Mario DE ANDRADE

Mario DE ANDRADE



Mário Raul Moraes de Andrade (São Paulo, SP, 1893-1945), considéré comme le père de la poésie brésilienne moderniste, est impliqué dans presque toutes les formes d’expression du mouvement. Avec Dina Dreyfus (épouse de Lévi-Strauss), il fonde la première société d’ethnologie du Brésil[1]. Il est un pionnier dans le domaine de l’ethnomusicologie.

Ses photographies et ses essais consacrés à une large variété de sujets, de l’histoire à la littérature et à la musique, sont largement publiés et diffusés. À la fin de sa vie, Andrade devient le Directeur fondateur du Département de la Culture de São Paulo. En 1917, il publie son premier recueil de poèmes, Há uma Gota de Sangue em Cada Poema, « Il y a une goutte de sang dans chaque poème », sous le pseudonyme de Mário Sobral. Le livre, encore influencé par la tradition européenne et particulièrement française, porte toutefois déjà les marques d’une identité brésilienne distinctive. La même année, il se lie d’amitié avec Oswald de Andrade qui le fait connaître au public.

En 1922, il publie Paulicéia desvairada, « São Paulo détraquée ». Il inaugure avec cette œuvre une incorporation du langage populaire dans le poème. Les vers, de longueur et structure syntaxique variées, sont essentiellement des descriptions impressionnistes et fragmentées, parsemées de morceaux de dialogues dans le dialecte de São Paulo. Mário de Andrade précise ensuite son projet poétique de réinterprétation de la culture de son pays avec les recueils A escrava que nao é Isaura, « L’esclave qui n’est pas Isaura » (1925) et Losango cáqui, « Losange kaki » (1926), caractérisés par la subversion de thèmes traditionnels, la valorisation du quotidien et l’écriture elliptique.

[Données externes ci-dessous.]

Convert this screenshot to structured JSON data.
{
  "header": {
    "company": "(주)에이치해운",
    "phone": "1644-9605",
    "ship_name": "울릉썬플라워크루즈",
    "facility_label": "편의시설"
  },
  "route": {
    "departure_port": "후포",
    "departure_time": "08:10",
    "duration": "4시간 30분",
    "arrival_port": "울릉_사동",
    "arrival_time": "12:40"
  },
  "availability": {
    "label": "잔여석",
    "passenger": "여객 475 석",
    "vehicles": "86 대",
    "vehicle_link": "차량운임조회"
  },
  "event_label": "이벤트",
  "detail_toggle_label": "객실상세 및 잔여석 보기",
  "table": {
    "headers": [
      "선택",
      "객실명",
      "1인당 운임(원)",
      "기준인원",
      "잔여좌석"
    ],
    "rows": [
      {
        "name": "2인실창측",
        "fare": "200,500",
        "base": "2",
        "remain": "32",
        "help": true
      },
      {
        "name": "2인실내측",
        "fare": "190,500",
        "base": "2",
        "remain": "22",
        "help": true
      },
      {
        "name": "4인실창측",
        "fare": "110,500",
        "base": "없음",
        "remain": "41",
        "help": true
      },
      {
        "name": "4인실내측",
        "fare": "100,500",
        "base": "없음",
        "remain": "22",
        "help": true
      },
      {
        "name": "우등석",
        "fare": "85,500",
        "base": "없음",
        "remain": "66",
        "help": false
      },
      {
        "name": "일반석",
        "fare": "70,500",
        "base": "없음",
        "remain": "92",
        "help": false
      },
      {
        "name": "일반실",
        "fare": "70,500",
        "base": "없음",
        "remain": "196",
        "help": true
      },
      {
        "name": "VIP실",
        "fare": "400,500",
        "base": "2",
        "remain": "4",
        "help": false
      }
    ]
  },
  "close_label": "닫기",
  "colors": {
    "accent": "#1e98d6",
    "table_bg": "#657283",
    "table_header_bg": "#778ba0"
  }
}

Tout au long des années 1920, Andrade poursuit ses voyages à travers le Brésil, étudiant la relation entre la musique « artistique » et celle des rues et des campagnes qui inclue les rythmes afro-brésilien et amérindien. En 1927, il commence la rédaction d’un carnet de voyage intitulé O Turista Aprendiz, « L’Apprenti Touriste », publié dans le journal O Diário Nacional, « Le Quotidien National » et illustré par de nombreuses photographies de paysages et d’habitants prises par lui-même.

En 1928, il publie son roman majeur, Macunaíma, dans lequel il applique à la fiction en prose la technique d’écriture qu’il avait développée dans Paulicéia Desvairada. Le roman, qui annonce d’une certaine manière le réalisme magique, mêle des descriptions de la jungle et de la ville. L’« anthropophagie » est au centre de l’œuvre, qui est aussi une réflexion sur le pouvoir et l’aliénation.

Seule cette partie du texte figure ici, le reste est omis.